If you “get” football (as an Englishman, I would rather die than call it soccer), you probably won’t find this unreasonable. If you don’t, consider the well-known weekend effect that has been observed to warp stock market prices between Friday and Monday. Even today, these human factors can still affect market prices, at least over the short-term. I do not need any persuading, as I lived through two occasions where the English team failed narrowly to reach the finals of major football tournaments, once in the World Cup of 1990 and then again in the European Championship of 1996, going out to arch-rivals Germany on penalties both times. The sense of building euphoria as the team progressed further was palpable and had a visible effect in offices as well as in bars: people were happy, agreeable, and less skeptical than usual. Conversely, when the knockout blows came, a mood of depression and lethargy prevailed for several days. Of course, as the sport is more popular among men, the effect was more pronounced among the male half of the population: consider that despite the advances toward gender equality made over recent years, the financial services industry is still very male-dominated almost everywhere.
The Effect of the 2014 World Cup on Forex Trading
So, how might you profit in Forex trading from the results of the 2014 World Cup? My experiences as a trader and as a football fan lead me to suggest the following plan of action.
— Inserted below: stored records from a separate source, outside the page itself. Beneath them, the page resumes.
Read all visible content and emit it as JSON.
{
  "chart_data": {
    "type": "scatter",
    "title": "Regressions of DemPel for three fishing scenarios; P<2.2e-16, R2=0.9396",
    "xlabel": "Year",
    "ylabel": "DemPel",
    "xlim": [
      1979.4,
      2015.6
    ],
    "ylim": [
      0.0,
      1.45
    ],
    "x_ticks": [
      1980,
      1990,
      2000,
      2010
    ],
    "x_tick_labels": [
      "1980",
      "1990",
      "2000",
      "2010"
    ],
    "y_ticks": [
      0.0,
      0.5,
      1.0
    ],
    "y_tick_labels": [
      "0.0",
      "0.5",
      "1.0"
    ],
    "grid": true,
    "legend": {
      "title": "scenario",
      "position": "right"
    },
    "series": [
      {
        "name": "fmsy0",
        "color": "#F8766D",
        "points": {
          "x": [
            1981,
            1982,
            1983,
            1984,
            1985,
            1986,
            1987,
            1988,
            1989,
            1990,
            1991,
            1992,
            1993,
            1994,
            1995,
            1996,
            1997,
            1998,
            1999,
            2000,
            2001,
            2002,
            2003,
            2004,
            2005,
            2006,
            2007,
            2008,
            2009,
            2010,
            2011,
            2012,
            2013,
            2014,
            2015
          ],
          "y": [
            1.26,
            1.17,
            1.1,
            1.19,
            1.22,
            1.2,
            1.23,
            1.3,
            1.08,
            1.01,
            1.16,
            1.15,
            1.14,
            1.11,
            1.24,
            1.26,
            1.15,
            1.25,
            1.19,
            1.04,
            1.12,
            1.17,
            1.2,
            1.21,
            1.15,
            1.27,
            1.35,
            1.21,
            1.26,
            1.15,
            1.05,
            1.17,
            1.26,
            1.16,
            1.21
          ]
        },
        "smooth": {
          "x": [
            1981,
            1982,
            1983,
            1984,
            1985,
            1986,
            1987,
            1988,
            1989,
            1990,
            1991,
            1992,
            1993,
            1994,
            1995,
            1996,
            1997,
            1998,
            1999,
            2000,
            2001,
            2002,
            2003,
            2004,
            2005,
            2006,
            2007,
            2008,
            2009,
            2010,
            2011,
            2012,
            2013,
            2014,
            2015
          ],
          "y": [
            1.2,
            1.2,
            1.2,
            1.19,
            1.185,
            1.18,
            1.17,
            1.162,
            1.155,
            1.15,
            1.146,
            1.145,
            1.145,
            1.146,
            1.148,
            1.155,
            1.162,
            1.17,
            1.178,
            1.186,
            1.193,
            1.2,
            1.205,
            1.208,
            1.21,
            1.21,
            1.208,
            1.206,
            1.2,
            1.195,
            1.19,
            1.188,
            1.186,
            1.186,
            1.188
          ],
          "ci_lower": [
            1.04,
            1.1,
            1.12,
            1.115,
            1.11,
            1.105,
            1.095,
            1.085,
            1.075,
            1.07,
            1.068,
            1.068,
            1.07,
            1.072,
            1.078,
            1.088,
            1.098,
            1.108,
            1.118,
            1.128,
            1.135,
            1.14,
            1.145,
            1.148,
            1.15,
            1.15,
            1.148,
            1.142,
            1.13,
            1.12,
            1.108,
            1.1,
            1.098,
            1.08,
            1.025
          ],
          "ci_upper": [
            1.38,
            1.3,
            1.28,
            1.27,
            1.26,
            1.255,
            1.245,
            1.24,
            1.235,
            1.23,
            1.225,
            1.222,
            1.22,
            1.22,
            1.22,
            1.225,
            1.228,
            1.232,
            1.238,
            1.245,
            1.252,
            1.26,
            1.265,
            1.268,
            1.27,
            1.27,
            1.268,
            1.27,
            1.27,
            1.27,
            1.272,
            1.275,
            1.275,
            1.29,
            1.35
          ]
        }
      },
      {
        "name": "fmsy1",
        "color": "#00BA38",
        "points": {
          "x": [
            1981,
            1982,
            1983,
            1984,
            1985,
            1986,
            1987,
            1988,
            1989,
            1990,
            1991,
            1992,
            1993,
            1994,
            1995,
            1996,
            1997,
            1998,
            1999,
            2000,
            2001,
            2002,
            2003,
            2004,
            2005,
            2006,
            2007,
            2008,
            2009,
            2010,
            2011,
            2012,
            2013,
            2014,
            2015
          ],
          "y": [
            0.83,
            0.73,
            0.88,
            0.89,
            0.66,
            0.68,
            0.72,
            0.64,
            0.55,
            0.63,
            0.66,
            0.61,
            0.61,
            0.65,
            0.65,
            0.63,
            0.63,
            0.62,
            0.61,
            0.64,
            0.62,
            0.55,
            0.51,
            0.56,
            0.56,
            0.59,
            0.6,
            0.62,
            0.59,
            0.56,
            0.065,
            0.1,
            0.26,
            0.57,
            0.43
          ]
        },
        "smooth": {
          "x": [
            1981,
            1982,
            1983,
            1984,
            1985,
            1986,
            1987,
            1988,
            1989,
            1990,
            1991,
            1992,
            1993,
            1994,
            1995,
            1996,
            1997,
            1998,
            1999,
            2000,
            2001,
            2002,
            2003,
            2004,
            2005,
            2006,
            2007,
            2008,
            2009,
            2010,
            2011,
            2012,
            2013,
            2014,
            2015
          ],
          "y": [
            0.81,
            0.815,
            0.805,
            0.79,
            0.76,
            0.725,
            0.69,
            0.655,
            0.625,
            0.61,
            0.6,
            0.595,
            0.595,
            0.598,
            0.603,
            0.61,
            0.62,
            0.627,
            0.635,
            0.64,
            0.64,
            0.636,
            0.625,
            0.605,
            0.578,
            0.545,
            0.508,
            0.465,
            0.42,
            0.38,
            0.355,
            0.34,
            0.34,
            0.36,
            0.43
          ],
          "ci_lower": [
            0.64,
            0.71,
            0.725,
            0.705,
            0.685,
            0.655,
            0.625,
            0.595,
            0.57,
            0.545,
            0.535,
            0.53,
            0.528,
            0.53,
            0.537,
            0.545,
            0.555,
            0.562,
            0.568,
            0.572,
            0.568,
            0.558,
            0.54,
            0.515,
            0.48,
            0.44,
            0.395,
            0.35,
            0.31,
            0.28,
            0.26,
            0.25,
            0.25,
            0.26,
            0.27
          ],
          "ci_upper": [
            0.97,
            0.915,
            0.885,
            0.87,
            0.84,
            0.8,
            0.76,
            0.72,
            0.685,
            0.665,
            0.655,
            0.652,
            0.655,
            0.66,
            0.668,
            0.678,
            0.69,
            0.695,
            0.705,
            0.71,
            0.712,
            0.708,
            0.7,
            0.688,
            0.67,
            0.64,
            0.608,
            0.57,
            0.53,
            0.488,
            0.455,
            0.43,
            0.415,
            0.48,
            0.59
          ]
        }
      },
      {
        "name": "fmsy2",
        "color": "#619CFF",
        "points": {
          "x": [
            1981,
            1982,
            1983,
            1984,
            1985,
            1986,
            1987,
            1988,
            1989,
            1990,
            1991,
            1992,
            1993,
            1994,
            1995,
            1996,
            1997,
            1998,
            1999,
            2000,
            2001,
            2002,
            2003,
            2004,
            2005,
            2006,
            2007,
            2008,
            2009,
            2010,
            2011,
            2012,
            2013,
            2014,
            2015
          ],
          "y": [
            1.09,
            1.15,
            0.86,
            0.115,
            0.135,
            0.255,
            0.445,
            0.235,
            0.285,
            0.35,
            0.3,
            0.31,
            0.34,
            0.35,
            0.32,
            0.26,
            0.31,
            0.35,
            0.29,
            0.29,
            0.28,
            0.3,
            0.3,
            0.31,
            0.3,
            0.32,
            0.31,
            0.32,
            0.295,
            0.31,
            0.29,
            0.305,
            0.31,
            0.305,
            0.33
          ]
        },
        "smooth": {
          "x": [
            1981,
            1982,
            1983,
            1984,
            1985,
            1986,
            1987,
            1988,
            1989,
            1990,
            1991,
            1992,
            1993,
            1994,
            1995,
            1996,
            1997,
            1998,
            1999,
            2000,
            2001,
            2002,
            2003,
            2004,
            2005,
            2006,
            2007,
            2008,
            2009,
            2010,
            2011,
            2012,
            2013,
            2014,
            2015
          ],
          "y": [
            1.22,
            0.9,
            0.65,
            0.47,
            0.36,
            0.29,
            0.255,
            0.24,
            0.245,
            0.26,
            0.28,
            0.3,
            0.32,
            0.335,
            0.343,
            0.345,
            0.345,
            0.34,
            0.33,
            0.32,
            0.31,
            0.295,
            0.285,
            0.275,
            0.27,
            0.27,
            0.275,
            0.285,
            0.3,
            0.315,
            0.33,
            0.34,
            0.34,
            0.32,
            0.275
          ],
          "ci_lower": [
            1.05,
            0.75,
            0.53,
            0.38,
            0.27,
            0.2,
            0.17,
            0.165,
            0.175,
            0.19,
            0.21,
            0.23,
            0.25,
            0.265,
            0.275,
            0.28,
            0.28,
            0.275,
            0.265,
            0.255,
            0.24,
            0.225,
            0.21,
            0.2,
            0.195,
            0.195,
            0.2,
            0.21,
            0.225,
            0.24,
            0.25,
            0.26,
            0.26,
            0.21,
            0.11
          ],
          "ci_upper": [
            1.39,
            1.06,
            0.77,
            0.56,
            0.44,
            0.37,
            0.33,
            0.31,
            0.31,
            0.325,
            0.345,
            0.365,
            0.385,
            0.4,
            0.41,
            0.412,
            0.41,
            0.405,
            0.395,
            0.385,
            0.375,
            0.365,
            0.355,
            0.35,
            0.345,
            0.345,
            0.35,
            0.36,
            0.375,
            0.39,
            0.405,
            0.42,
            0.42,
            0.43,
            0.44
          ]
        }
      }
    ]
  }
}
Before the Round of 16 games, pay attention only to results of individual matches where there is a major upset which significantly changes the prospect of at least one team’s likely progression to the next round. Then during the knockout stages, pay more and more attention to each game with each progressive round. Teams that get a boost are places where you can look for longs when their national market opens after the match, shorting teams which are being eliminated. Each round will become more and more significant, giving better and better trading prospects. Of course, the best potential trade is likely to be long the winner of the final and short the loser.
To be sure, there are a couple of flies in the ointment when it comes to Forex and the 2014 World Cup. Firstly, the fact that nine of the teams, among them many of the best teams, all have the same currency (the Euro) might mean there is no practical trade you can take as a reaction to the performances by these teams. Either a match will be played between two Euro teams, or if a Euro team wins or loses against a non-Euro team, you cannot really assume the Euro will be impacted: it is bigger than one member nation, even a large one. The second problem is that your broker may not offer a trade in the exotic currencies of some of the non-European teams that are likely to do well, such as the Brazilian Real or the Argentinian Peso.
The best outcome to hope for in Forex terms would be an unexpected and dramatic victory by any of Australia, England, Japan, Korea and Mexico. They each have their own individual currencies, all of which (except for the Korean Won) are readily available at most Forex brokers, although the Mexican Peso carries a relatively high spread. The remaining currencies all have quite low spreads. The best bet of all would be a dramatic victory by England, which not only dominates the volatile GBP but is a truly football-crazy country. The GBP tends to start moving at around 7am London time so if England produce a shock, be ready to buy the GBP the next morning. But as an Englishman, conveniently, I’ll be hoping for that anyway!